The erosion of ERISA preemption protections would threaten the affordable and accessible health insurance coverage provided to American workers. Major employers, not legislators or government, have been responsible for the most important improvements in health care in the United States. An employer is attuned to the specific needs of its own workforce, and can better design plan offerings that will meet the needs of its workers, regardless of where they are employed, where they live, or where their medical providers are located.

Rather than the drastic and possibly disastrous proposition of removing ERISA protections from national employer-sponsored health care plans, Congress should consider being proactive in some of the areas that American health care is severely lacking:

We lag behind other countries in implementation of health information technology and electronic health records. American citizens, on average, have no medical home or primary care physician -- driving them to unnecessary emergency room care and inflating the costs of treatments. Health plans in the United States, especially those sponsored or managed by the government, place little emphasis on prevention and disease management, which are the best methods to improve health and control costs. Individuals do not have tax parity with employers in the purchasing of health insurance. Small businesses may not band together to create more powerful purchasing pools. The health care market in the U.S. is misaligned -- it is easier to find information on the cost and quality of televisions and MP3 players than on doctors and hospitals.

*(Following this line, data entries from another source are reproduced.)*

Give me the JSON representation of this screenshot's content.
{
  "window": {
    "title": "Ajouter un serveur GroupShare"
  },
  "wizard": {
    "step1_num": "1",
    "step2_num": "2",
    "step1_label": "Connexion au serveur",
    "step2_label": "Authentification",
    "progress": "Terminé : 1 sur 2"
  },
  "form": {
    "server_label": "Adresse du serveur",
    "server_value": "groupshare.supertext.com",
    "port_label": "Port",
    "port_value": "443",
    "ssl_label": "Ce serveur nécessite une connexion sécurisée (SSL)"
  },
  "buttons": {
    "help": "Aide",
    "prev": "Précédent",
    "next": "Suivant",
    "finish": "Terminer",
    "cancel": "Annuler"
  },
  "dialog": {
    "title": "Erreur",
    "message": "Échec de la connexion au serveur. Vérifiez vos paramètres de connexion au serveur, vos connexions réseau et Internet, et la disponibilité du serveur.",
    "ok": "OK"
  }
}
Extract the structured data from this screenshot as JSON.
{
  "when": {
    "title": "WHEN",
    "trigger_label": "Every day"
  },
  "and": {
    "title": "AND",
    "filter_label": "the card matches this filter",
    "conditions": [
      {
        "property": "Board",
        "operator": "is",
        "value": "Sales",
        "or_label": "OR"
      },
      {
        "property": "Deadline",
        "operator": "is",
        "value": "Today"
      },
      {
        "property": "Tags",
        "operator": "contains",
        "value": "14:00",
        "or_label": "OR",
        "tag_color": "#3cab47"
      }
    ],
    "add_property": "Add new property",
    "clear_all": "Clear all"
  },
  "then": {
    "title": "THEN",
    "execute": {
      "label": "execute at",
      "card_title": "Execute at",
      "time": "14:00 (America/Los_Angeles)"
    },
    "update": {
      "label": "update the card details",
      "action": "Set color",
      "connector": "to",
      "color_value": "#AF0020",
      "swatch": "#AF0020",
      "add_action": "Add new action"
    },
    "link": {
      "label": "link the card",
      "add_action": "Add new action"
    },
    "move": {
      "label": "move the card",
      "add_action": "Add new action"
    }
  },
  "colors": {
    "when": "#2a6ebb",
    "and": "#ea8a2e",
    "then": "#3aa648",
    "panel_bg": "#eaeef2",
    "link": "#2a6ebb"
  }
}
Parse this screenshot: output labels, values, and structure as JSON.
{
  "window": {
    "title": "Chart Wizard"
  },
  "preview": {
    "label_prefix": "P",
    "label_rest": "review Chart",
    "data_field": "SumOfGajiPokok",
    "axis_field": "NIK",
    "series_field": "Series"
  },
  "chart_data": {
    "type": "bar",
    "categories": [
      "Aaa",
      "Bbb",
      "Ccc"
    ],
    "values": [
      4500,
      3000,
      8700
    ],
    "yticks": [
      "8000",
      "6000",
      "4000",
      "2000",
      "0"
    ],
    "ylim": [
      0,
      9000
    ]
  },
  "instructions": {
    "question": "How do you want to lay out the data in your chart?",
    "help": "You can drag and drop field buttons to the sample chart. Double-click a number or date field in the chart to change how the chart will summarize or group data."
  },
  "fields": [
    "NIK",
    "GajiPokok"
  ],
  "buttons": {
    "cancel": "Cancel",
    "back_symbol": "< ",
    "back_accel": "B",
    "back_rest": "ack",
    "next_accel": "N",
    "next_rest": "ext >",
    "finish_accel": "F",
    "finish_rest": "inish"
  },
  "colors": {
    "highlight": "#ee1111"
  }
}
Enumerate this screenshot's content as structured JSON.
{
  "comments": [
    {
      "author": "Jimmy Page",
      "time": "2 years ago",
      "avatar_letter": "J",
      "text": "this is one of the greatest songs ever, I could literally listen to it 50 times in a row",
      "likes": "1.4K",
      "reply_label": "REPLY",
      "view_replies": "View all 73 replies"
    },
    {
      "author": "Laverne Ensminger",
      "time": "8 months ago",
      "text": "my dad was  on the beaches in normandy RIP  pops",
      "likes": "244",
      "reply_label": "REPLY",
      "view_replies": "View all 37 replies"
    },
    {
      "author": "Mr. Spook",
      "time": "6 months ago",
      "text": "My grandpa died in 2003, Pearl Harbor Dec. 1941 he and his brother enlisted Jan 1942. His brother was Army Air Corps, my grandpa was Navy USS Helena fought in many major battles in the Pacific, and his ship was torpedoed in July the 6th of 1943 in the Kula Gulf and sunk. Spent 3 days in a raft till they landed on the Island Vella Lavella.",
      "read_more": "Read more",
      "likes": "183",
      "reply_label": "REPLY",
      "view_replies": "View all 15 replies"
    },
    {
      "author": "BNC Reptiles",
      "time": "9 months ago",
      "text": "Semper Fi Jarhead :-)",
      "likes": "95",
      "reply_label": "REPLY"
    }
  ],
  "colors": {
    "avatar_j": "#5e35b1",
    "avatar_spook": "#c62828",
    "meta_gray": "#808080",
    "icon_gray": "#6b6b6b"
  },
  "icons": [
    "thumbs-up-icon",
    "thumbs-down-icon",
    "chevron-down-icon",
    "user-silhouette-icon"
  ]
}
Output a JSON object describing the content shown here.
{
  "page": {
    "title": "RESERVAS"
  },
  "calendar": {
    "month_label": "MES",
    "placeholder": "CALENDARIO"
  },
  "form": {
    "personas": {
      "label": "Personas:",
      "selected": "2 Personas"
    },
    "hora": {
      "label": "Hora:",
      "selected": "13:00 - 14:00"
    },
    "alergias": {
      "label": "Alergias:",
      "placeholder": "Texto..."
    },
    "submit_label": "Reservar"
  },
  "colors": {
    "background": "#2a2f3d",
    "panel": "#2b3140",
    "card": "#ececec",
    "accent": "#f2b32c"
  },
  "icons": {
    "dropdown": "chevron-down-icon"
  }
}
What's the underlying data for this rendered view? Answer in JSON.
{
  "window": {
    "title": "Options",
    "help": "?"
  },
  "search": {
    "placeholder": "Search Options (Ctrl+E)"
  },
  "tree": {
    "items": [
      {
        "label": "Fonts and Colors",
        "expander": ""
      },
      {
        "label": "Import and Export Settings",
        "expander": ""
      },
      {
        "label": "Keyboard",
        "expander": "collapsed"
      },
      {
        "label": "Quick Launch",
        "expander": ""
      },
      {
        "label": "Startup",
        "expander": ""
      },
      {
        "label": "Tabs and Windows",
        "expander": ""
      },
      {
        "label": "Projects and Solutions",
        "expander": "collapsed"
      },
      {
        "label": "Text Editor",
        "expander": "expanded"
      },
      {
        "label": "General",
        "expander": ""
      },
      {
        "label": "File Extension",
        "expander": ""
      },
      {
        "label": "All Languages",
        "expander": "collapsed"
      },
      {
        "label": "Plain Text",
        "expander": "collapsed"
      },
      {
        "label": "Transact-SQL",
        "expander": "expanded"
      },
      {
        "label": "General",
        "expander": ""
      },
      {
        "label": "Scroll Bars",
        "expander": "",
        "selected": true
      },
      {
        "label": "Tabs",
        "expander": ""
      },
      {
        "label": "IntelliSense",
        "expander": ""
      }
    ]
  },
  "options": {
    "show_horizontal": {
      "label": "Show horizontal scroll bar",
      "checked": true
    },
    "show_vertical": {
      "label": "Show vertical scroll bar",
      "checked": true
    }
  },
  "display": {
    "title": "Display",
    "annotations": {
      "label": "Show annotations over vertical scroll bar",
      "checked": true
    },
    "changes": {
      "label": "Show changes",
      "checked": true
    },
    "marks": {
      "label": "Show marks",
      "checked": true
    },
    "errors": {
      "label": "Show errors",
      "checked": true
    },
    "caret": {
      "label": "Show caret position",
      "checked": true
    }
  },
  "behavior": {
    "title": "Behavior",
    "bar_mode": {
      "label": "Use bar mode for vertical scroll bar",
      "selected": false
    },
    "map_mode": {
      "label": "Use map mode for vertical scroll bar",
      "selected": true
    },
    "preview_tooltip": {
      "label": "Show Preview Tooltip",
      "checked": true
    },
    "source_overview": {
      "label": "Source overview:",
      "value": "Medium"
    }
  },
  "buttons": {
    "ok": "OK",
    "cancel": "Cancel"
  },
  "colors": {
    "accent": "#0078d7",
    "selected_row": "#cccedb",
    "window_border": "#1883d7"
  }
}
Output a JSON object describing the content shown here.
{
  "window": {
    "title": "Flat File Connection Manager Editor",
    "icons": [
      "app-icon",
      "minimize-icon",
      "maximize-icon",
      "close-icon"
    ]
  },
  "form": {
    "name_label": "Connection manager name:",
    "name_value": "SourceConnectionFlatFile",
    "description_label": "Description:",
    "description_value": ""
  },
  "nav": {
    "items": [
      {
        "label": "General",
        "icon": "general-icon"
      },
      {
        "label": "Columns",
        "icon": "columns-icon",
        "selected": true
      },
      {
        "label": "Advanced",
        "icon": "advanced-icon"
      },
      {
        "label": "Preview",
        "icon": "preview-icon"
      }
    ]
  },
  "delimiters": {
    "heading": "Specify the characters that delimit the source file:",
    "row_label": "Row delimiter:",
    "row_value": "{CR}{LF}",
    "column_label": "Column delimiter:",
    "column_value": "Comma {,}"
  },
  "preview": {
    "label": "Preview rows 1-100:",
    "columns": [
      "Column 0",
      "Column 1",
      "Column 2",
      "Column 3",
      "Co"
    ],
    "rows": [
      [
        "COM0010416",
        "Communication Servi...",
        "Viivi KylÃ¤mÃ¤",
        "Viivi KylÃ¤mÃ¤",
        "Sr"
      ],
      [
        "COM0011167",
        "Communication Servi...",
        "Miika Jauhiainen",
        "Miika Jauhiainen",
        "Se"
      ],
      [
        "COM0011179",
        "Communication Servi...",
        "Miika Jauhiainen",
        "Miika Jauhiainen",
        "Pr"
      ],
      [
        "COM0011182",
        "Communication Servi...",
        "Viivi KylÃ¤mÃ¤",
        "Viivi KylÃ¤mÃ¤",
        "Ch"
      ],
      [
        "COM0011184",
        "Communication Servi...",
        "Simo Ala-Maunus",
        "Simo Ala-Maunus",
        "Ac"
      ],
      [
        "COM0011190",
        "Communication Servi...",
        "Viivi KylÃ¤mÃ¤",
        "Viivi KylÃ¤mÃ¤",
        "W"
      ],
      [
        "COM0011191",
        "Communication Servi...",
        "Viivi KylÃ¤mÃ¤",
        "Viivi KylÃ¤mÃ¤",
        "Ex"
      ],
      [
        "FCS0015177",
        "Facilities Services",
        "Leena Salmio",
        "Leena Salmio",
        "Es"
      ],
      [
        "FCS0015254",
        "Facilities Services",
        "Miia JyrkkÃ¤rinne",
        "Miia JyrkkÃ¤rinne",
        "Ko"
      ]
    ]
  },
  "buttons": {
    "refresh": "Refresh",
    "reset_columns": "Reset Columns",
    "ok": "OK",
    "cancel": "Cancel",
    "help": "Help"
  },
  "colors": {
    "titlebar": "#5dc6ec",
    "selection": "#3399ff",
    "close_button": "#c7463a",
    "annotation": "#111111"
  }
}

With all of these (and many other) glaring flaws in the U.S. health care system, there is much to be done that can positively impact access and coverage without threatening the health insurance already provided to more than half of Americans. ERISA has made providing coverage to employees spread across the country affordable and practical, allowing major employers to adhere to rules made by Congress and the Department of Labor -- not forcing them to construct a different plan in every state, or worse, every county or city.

Encroaching state and local health care mandates have threatened employers' ERISA protections, raising the specter of vastly increased administrative costs, severely decreased bargaining leverage for plan sponsors, and a balkanized system of coverage. When employers negotiate rates for uniform plans to cover thousands of employees across the country, it allows them to secure the lowest possible premium costs and ensure the most affordable coverage for plan beneficiaries.

While we applaud the efforts of this Committee to explore options that may expand much-needed access and coverage to the more than 40 million uninsured Americans, ERIC members urge you to avoid actions that could jeopardize the positive aspects of our current system. There are many proven ways to expand access, lower the barriers of high costs, and increase coverage for uninsured Americans that will not threaten the affordable and comprehensive coverage offered by major employers.

ERISA preemption of conflicting state regulations has been an invaluable tool in safeguarding the coverage currently provided to more than 160 million American workers and their families, and we urge you to take this into account when evaluating options to bolster state initiatives. We look forward to working with Congress to further efforts that will bolster the voluntary employer-sponsored benefits system, expand coverage for the uninsured, and improve the quality of health care in the U.S.

Thank you for considering the views of America's largest employers, who sponsor health insurance for so many American workers.